Despite more conservative enterprise valuations of late, Yuga Labs was able to turn a $450,000 investment into valuation four times that of the unicorn minimum. Is Yuga Labs’ myriad properties.
The first seed round for Yuga Labs went wild.
The crypto arm of venture capital firm a16z (Andreesen Horowitz) led a $450,000 seed funding round for Yuga Labs. Investors valued the company at a whopping $4 billion, a major milestone for a company’s initial entry into funding.
Other investors include Friendly Trading, Coinbase, Lightspeed Venture Partners, DIGITAL, Samsung Electronics, Sergio Giavanni Kitchens, Mark Cuban, Tiger Global Management, Adidas, and The Sandbox.

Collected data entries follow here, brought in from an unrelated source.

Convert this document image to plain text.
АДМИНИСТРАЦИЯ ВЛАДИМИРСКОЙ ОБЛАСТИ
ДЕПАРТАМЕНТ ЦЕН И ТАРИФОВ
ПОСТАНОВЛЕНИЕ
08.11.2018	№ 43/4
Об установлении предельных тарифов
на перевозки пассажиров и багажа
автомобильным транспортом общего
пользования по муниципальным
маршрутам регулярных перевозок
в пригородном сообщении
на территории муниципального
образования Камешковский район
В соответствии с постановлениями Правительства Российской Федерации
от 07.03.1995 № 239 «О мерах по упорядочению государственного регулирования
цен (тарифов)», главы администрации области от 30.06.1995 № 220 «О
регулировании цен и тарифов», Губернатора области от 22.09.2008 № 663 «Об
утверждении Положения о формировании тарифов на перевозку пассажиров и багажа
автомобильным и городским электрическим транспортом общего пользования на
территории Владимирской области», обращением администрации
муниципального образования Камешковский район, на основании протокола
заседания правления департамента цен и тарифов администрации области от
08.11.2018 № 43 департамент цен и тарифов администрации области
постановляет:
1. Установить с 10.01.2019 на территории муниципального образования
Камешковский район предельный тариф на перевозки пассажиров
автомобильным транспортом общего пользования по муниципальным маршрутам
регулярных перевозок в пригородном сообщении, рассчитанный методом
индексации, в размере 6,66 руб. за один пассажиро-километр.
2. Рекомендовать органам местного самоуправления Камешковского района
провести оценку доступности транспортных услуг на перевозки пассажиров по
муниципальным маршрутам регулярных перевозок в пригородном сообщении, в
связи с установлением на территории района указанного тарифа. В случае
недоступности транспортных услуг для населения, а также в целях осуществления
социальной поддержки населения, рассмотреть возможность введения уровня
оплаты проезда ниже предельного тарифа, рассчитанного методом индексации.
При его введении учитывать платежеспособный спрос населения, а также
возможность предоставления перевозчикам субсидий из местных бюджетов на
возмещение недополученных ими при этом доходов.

The latter of those investors, The Sandbox, is a play-to-earn metaverse game where players can buy or rent digital land parcels.
Yuga Labs owns Bored Ape Yacht Club, CryptoPunks, Meebits, and ApeCoin.
Yuga Labs wants to make clear that it isn't a one-trick pony. Because of that, the startup didn't stop at Bored Ape Yacht Club—whose most expensive NFT in the collection sold for 769 Ether (ETH), or $2.3 million at the time of purchase.
That’s why Yuga Labs bought CryptoPunks (the first-ever NFT) and Meebits, the latter of which is a Larva Labs project. To add to it, the company just launched ApeCoin, whose mint has already proven fruitful.
Because of Yuga Labs' numerous assets and a steadfast growth mindset, it makes sense NFT-happy VCs would give it a large valuation. Investors are also considering the fact this is the first formal opportunity to get a stake in the future of NFTs. While many NFT sales are largely speculative—meaning their monetary value is based on perceived or projected value, much like art—the utility side of NFTs is an appealing prospect to many.
The last thing tech investors want is to get left behind (because even multi-billion dollar institutions get FOMO, it seems).
Yuga Labs still needs to prove itself.
It isn't a secret that VC valuations have gotten out of control in recent years. In 2021, early-stage valuations were 17.6 times higher than the previous year. That has cooled in recent months as the Federal Reserve prepares to hike interest rates for the first time in the COVID-19 pandemic era. Even so, Yuga Labs managed to spark enough investor interest to see a $4 billion valuation on its first go-round.
Yuga Labs appears to be building a foundation for an integrated future. The company is planning its own metaverse variant called Otherside, which it hopes to integrate with avatars and other NFT projects. The company is on track, but there’s always a chance some bubble could burst down the line, whether that be with Yuga Labs or NFTs and the metaverse at large.